Fences and the provision of water are two critical items in any pasture setup. They don't get much attention from the experts because they don't present nearly so difficult an intellectual challenge as the sward does. But they're still important. Most of our fence is high-tensile smooth wire. This material offers many advantages over barbed wire and woven wire fences, which are the traditional materials. It is cheaper to install and maintain, principally because it doesn't require as many line posts. Any affordable fence for cattle holds them better and lasts longer if it is electrified. We electrify two or three wires on our high-tensile fences.

This is an example of what I call the bobbin-type fence strainers. They are quick and easy to apply but difficult to get really tight. While a 1/2" drive wrench handle can be used to tighten them (a t-handle works best), a special tool is required to get them really tight. A regular 1/2" drive wrench handle tends to flop around and pop out when used to tighten these.

The bobbin-type strainers are fine for electrified fence that doesn't need a lot of strength or tension. We mostly use them for temporary fences. They are also sometimes handy for ordinary electric fence wire.

Here's one way to build corners. Corners are important on any fence, but they are especially critical on H-T fence. We use 10 foot long poles for the cross piece. These should be installed with brace pins, not toenailed. The diagonal brace wire makes two figure-eight loops. Two loops are enough for strength, and the figure-eight arrangement helps keep the brace wire away from the hot wires. We have had a lot of fence failures due to shorts against the brace wire.

We have quit using the ratchet strainers for brace wires. We just tighten the wire with a stretcher and crimp it in place.

We have a few really heavy line posts made from leftover pieces of electric pole. This is one. Note that the staples holding the ground wires are at an angle to prevent splitting.

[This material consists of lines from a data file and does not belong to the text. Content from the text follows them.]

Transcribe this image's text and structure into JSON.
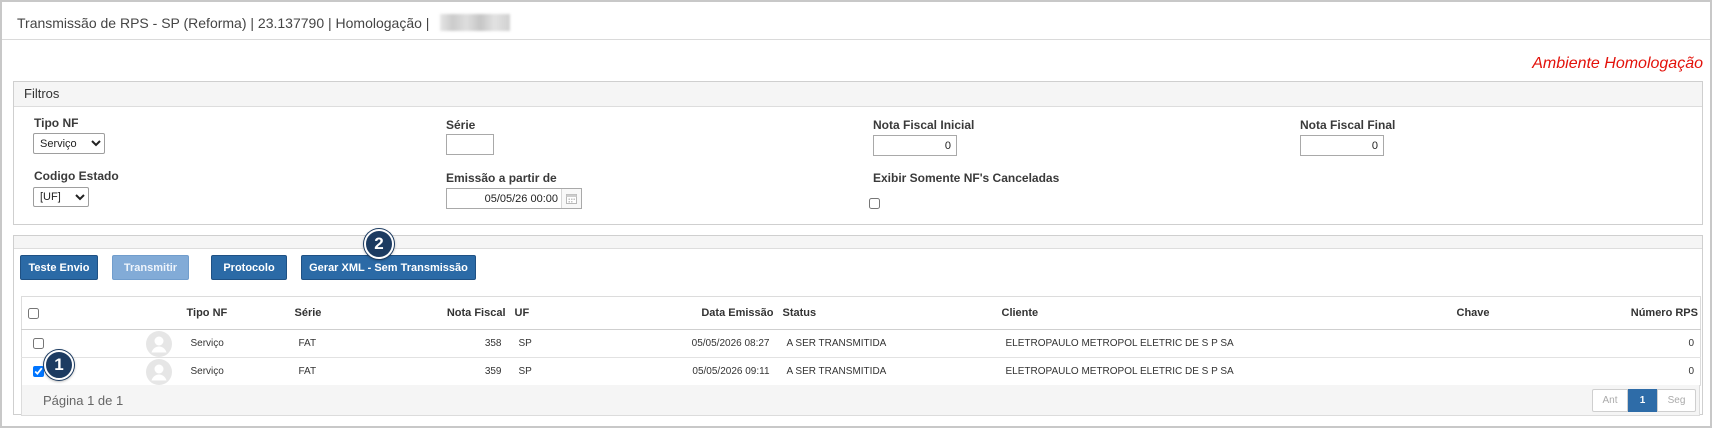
{
  "window": {
    "title": "Transmissão de RPS - SP (Reforma) | 23.137790 | Homologação |"
  },
  "environment_label": "Ambiente Homologação",
  "colors": {
    "primary_button": "#2b6aa6",
    "disabled_button": "#82abd7",
    "environment_label": "#e3120b",
    "callout": "#1c3b61",
    "active_page": "#2e6ca8"
  },
  "icons": {
    "date_picker": "calendar-icon",
    "row_avatar": "user-avatar-icon"
  },
  "filters": {
    "title": "Filtros",
    "tipo_nf": {
      "label": "Tipo NF",
      "value": "Serviço"
    },
    "serie": {
      "label": "Série",
      "value": ""
    },
    "nf_inicial": {
      "label": "Nota Fiscal Inicial",
      "value": "0"
    },
    "nf_final": {
      "label": "Nota Fiscal Final",
      "value": "0"
    },
    "codigo_estado": {
      "label": "Codigo Estado",
      "value": "[UF]"
    },
    "emissao": {
      "label": "Emissão a partir de",
      "value": "05/05/26 00:00"
    },
    "somente_canceladas": {
      "label": "Exibir Somente NF's Canceladas",
      "checked": false
    }
  },
  "actions": [
    {
      "label": "Teste Envio",
      "enabled": true
    },
    {
      "label": "Transmitir",
      "enabled": false
    },
    {
      "label": "Protocolo",
      "enabled": true
    },
    {
      "label": "Gerar XML - Sem Transmissão",
      "enabled": true
    }
  ],
  "callouts": {
    "step_1": "1",
    "step_2": "2"
  },
  "table": {
    "select_all": false,
    "columns": {
      "tipo_nf": "Tipo NF",
      "serie": "Série",
      "nota_fiscal": "Nota Fiscal",
      "uf": "UF",
      "data_emissao": "Data Emissão",
      "status": "Status",
      "cliente": "Cliente",
      "chave": "Chave",
      "numero_rps": "Número RPS"
    },
    "rows": [
      {
        "selected": false,
        "tipo_nf": "Serviço",
        "serie": "FAT",
        "nota_fiscal": "358",
        "uf": "SP",
        "data_emissao": "05/05/2026 08:27",
        "status": "A SER TRANSMITIDA",
        "cliente": "ELETROPAULO METROPOL ELETRIC DE S P SA",
        "chave": "",
        "numero_rps": "0"
      },
      {
        "selected": true,
        "tipo_nf": "Serviço",
        "serie": "FAT",
        "nota_fiscal": "359",
        "uf": "SP",
        "data_emissao": "05/05/2026 09:11",
        "status": "A SER TRANSMITIDA",
        "cliente": "ELETROPAULO METROPOL ELETRIC DE S P SA",
        "chave": "",
        "numero_rps": "0"
      }
    ]
  },
  "pagination": {
    "summary": "Página 1 de 1",
    "prev": "Ant",
    "current": "1",
    "next": "Seg"
  }
}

The staples holding insulated wires have to be vertical because of the tube insulator, so we take our chances and some of them split.

Tube insulators are cheap and are the least work to install, because only one staple is needed. They are a nuisance to thread onto the wire, and we always have a few of pin-lock type on hand because we will end up one insulator short once in a while, and it's easier to use a pin-lock than to take the whole wire down and put on another insulator.

I'm not sure these springs are really worth having. This fence is stretched to 200 pounds tension which is plenty. After you have worked with H-T wire for a while you get a feel for the proper tension.

Standard way to terminate a hot wire at a gate post. Two crimp sleeves are used anywhere the wire is folded back on itself. The insulated wire goes underground to the other side of the gate. We put a couple extra crimp sleeves on the wires to allow for jumpers and underground links like this.

It's important to think through the cross brace placement considering where the wires will be. You really want the cross brace halfway between the top two wires, not haphazardly placed as shown here.

Cutout switches are important for any electric fence. That fences short out is a fact of farming. Cutout switches allow shorts to be found and fixed without constant running back to turn the fencer on and off.

Some fence vendors suggest that fiberglass posts can be used instead of battens. It doesn't work, as you can see. The wire jumps out of the clips on the post when the livestock push on the fence. We're going to tear all these out and try something different.

Most of the H-T fence suppliers try to discourage use of steel posts. We have a good number of steel posts and find that they work fine. Wood posts are great, and you don't need as many. But they're expensive and hard to install. We hire someone to drive wood posts unless we only have two or three to put in. We figure the installed cost at almost $15 a post. We can put in steel posts ourselves and they cost $2. We use three times as many but still end up money ahead.

We have had some trouble with insulators breaking in cold weather, on steel posts, in years when the snow load is heavy.

We find that these lag screw insulators are handy for scare wires across gates.